Standing in the way of this mission is Director Orson Krennic (Ben Mendelsohn), the scheming, white-caped head of the Death Star project. His ambition would see the galaxy engulfed in terror. Or “order”, as he calls it. And that’s all the story you’re getting out of me, as the script by Chris Weitz and Tony Gilroy, based on an idea by Industrial Light and Magic guru John Knoll, jukes and jives its way through some unexpected vectors. There’s a bit of a slow down in the film’s middle, but it’s still a boisterous, rip-roaring tale, that shows us sides of characters and factions we may not expect, and should be experienced as cold as possible, so I will definitely not spoil it here.
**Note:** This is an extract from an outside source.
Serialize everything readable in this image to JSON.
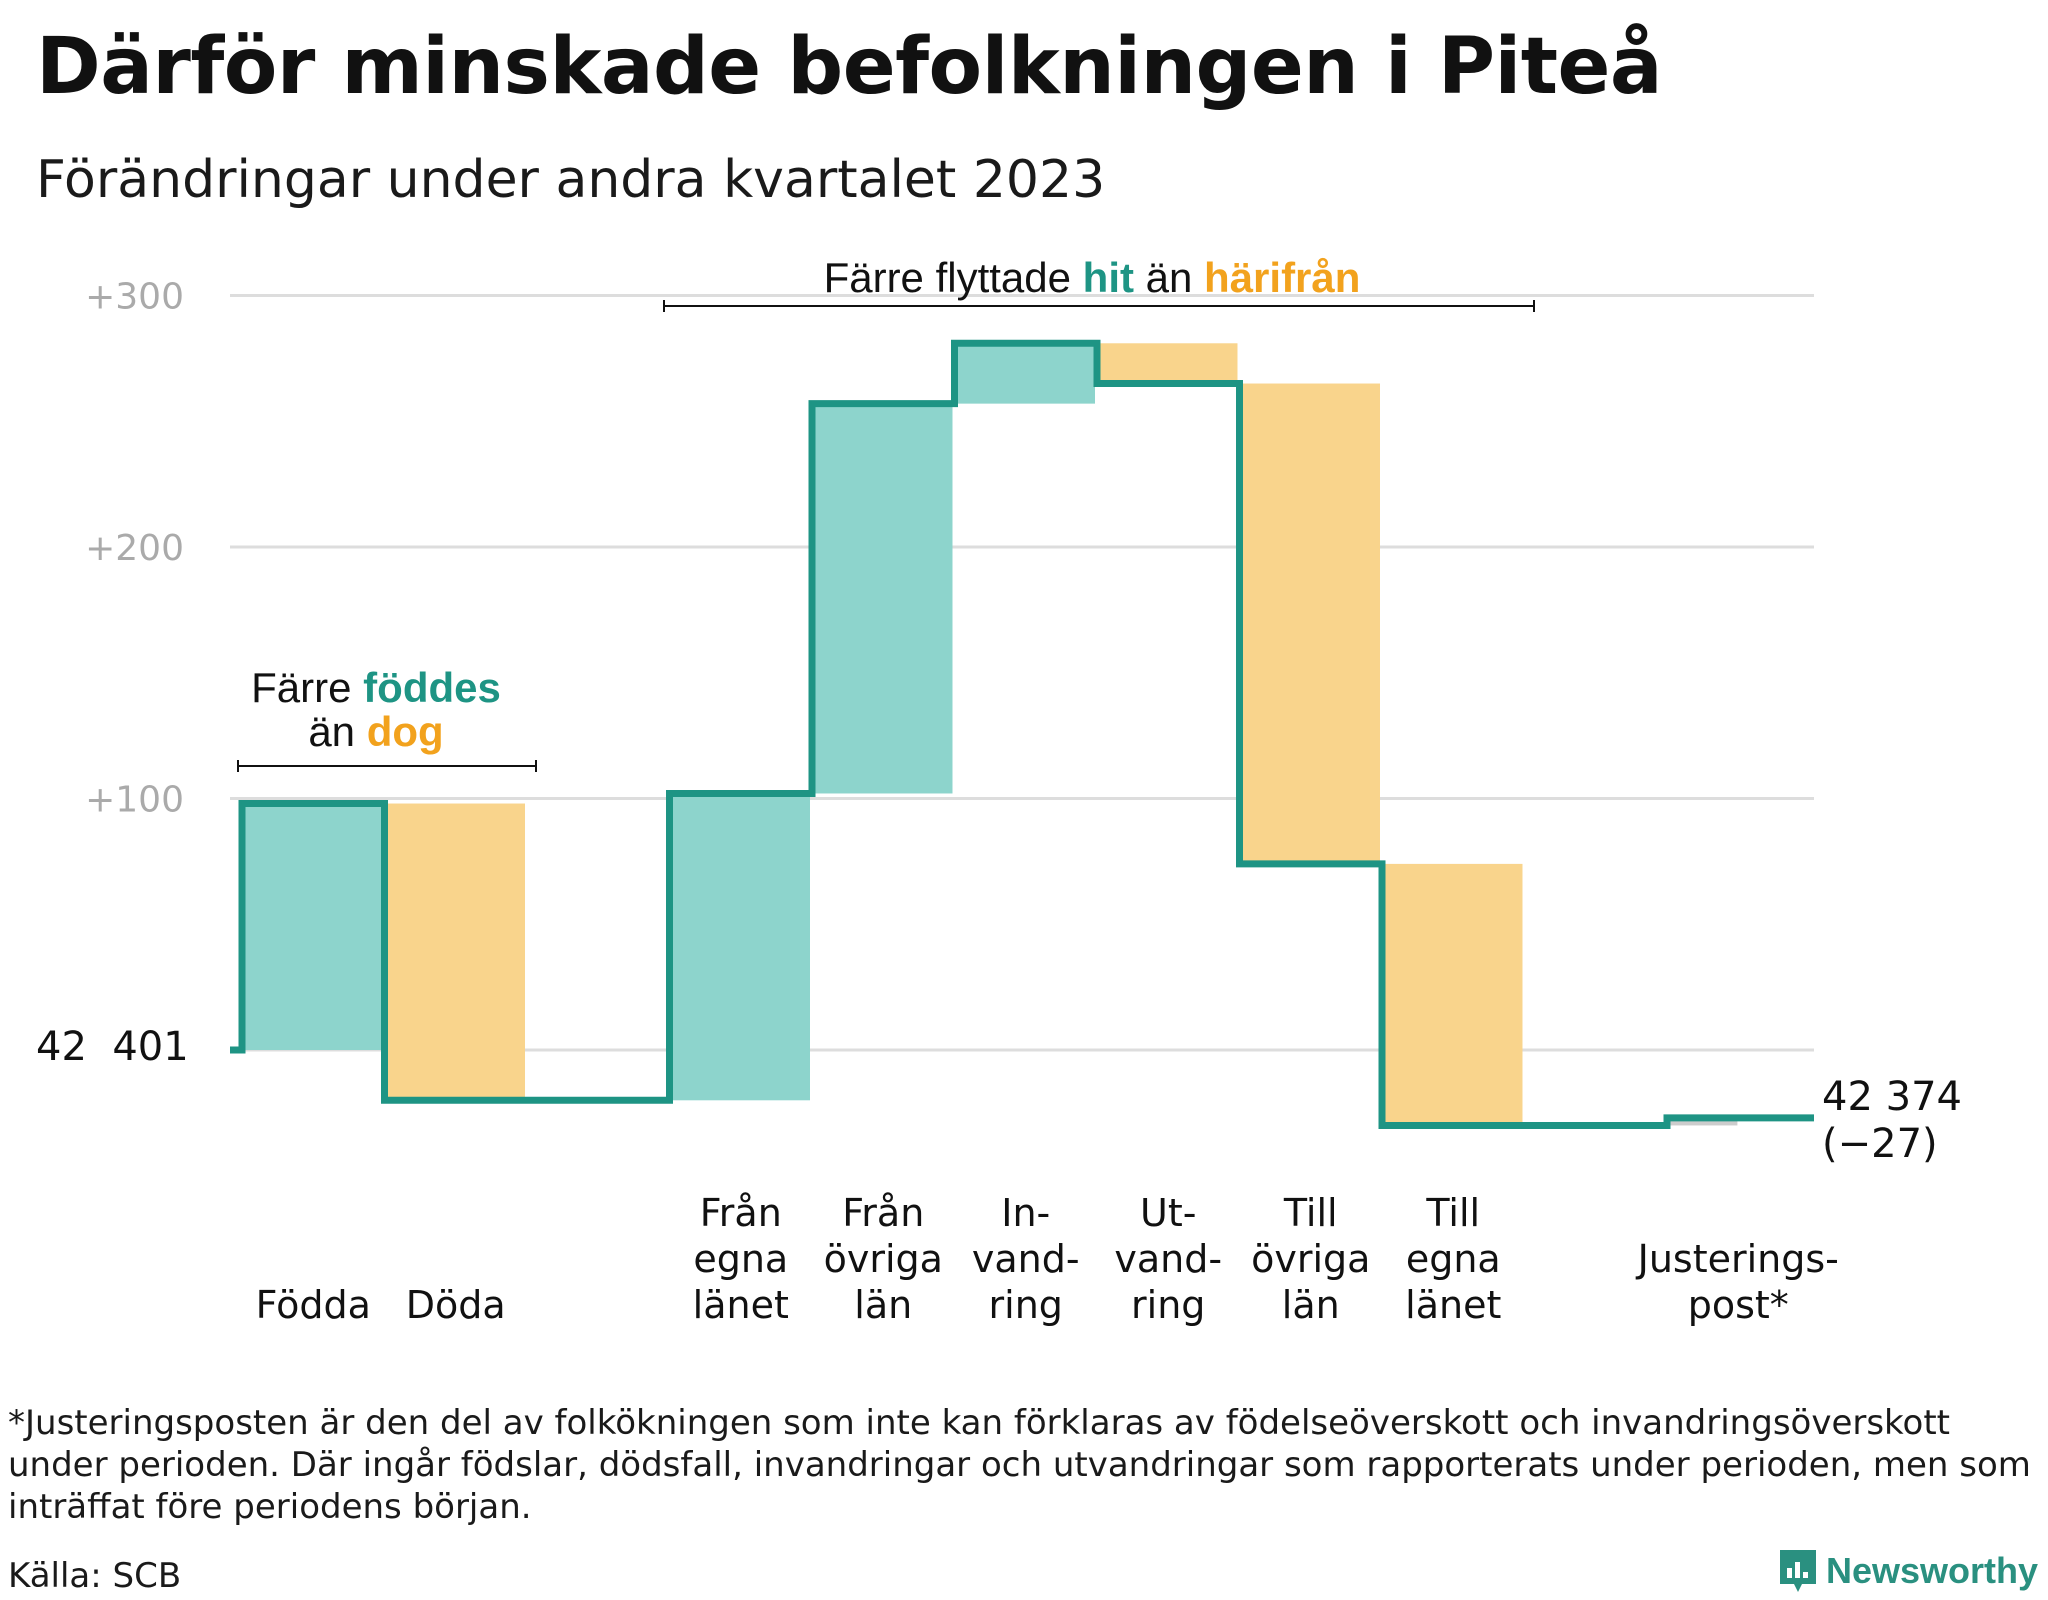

What I will say is that for those fans who have not been paying attention to the film’s marketing juggernaut, it may be a surprise how much more dramatically hard-edged a film Rogue One is. Edwards was not making false promises about this being a Star Wars war movie, as the film’s bonanza third act plays out with a gritty wartime intensity unlike anything else in the franchise. Adding to this are the locales used by Edwards and co, as they ditch the usual Star Wars backdrops to instead stage their action in lush tropical jungles and sandy beaches – all soon to be pock-marked and bomb-charred. Young soldiers, bedecked in eerily Vietnam War-esque attire, stand shaken in drop ships dreading the battle to come or frantically diving behind cover as their companions are felled around them, upping this wartime authenticity.
And helping to sell this drama even further is the fiery performances by the lead cast. Jones and Luna in particular bring a molten intensity to their performances, through both subtle depths and explosive thespian outbursts. Jones has the heavier lifting to do here, and the Oscar-nominated actress does not disappoint one bit – Jyn is one of Star Wars’ finest heroines. Mendelsohn is also magnetic as Krennic as he fights both the Rebels and his own political battles, while veterans like Forest Whitaker and Mads Mikkelsen show up with limited screen-time, but turning in extremely memorable performances. The entire cast overall really do top drawer work here.
But while not as dramatically weighty, it’s Yen’s Chirrut Imwe and Tudyk’s K-2SO that steal the biggest audience-rousing scenes (well, almost, but I’m not spoiling those incredible surprises). Yen’s blind man of action is the very definition of badass cool, while Tudyk’s K-2SO, with his tar-black streak of gallows humour, offers most of the necessary levity in an otherwise grimly serious movie.
Serious but not dour, as Edwards shoots the film beautifully, staging vistas of stark beauty that stand unique to the Star Wars franchise. That… difference is evident in the very fabric of this film, from the gorgeous colour palette to the jaw-dropping action choreography to even composer Michael Giacchino’s rousing reworking of John William’s iconic score. All of this just goes to reinforce the standalone, original nature of Rogue One – a truly appreciated quality here.
The Force Awakens was a fantastic film, but it was sometimes too concerned with fan-pandering and recycling old narrative ideas and calling it cyclical poetry. Rogue One is not afraid to be its own thing and does so masterfully. It follows through on its promises of this new approach to the Star Wars universe with a confidence and swagger that will undoubtedly see fans around the world go gaga over it. To paraphrase the film’s most quotable, t-shirt worthy line, this rebellion was indeed built on hype. But I’ll be damned if every tiny infinitesimal fragment of hype wasn’t wholly justified. Rogue One is Star Wars at its very best.